30 janvier 2024
Cour de cassation
Pourvoi n° 23-82.058

Chambre criminelle - Formation restreinte hors RNSM/NA

Publié au Bulletin

ECLI:FR:CCASS:2024:CR00068

Titres et sommaires

AVOCAT - Secret professionnel - Perquisition effectuée dans son cabinet - Saisie de documents - Opposition du bâtonnier - Juge des libertés et de la détention - Délai pour statuer - Sanction - Nullité - Exclusion

Le respect du délai de cinq jours imposé au juge des libertés et de la détention par l'article 56-1, alinéa 4, du code de procédure pénale pour se prononcer sur une contestation élevée en matière de saisie effectuée dans le cabinet d'un avocat ou au domicile de ce dernier, n'est pas prescrit à peine de nullité. Les convocations adressées à l'avocat au cabinet ou au domicile duquel la perquisition a été effectuée, au bâtonnier ou son délégué, peuvent l'être par tout moyen

AVOCAT - Secret professionnel - Perquisition effectuée dans son cabinet - Saisie de documents - Opposition du bâtonnier - Juge des libertés et de la détention - Convocation - Forme

Texte de la décision

N° U 23-82.058 F-B

N° 00068


RB5
30 JANVIER 2024


REJET


M. BONNAL président,






R É P U B L I Q U E F R A N Ç A I S E
________________________________________


AU NOM DU PEUPLE FRANÇAIS
_________________________


ARRÊT DE LA COUR DE CASSATION, CHAMBRE CRIMINELLE,
DU 30 JANVIER 2024



MM. [W] [Y] et [G] [X] ont formé des pourvois contre l'ordonnance du président de la chambre de l'instruction de la cour d'appel de Paris, en date du 4 avril 2023, qui, dans l'information suivie contre eux des chefs d'escroquerie aggravée, faux et usage, a prononcé sur une contestation élevée en matière de saisie effectuée dans le cabinet d'un avocat.

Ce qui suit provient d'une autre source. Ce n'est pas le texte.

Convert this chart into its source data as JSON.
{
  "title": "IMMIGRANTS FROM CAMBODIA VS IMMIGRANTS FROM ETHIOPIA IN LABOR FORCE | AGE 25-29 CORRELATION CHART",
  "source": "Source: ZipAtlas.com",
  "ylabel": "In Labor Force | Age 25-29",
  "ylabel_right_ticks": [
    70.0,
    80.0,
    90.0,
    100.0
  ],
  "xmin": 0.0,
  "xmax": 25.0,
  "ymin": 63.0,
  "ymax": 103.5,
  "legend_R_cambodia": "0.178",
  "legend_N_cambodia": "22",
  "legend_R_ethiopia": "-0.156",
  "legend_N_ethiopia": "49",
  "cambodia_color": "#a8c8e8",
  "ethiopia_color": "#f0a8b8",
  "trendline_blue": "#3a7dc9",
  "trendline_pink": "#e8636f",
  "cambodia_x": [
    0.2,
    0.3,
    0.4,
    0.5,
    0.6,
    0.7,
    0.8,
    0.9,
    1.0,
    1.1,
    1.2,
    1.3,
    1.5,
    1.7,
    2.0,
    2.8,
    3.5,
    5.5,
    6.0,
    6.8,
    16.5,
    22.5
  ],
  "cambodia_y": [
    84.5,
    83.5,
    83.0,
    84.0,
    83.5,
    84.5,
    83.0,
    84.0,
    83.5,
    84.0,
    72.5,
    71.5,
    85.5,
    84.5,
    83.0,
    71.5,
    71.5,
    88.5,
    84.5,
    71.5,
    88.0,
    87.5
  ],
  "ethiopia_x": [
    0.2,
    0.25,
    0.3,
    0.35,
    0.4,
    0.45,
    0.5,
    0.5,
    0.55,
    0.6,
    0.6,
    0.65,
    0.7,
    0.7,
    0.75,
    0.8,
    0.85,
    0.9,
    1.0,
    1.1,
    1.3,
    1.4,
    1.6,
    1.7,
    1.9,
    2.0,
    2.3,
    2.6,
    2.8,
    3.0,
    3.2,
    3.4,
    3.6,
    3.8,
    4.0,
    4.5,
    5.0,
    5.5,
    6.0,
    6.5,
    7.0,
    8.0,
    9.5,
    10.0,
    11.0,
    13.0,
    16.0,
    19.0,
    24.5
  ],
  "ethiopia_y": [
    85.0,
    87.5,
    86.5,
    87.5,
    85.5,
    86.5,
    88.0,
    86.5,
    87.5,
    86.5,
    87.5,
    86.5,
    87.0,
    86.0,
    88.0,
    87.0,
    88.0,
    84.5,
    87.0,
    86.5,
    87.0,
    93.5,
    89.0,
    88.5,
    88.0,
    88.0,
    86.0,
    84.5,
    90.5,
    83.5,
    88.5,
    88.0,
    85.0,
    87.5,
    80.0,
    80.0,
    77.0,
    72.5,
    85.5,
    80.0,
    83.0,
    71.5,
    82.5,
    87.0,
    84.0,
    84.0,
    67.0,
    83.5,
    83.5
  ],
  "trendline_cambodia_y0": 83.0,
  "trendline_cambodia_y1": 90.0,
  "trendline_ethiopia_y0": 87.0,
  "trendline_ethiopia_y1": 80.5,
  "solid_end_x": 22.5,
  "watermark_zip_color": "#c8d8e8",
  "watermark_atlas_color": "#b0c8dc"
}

Par ordonnance du 17 août 2023, le président de la chambre criminelle a joint les pourvois et prescrit leur examen immédiat.

Des mémoires ont été produits.

Sur le rapport de M. Seys, conseiller, les observations de la SCP Célice, Texidor, Périer, avocat de MM. [W] [Y] et [G] [X], et les conclusions de M. Desportes, premier avocat général, après débats en l'audience publique du 19 décembre 2023 où étaient présents M. Bonnal, président, M. Seys, conseiller rapporteur, Mme Labrousse, conseiller de la chambre, et Mme Boudalia, greffier de chambre,

la chambre criminelle de la Cour de cassation, composée en application de l'article 567-1-1 du code de procédure pénale, des président et conseillers précités, après en avoir délibéré conformément à la loi, a rendu le présent arrêt.

Faits et procédure

1. Il résulte de l'ordonnance attaquée et des pièces de la procédure ce qui suit.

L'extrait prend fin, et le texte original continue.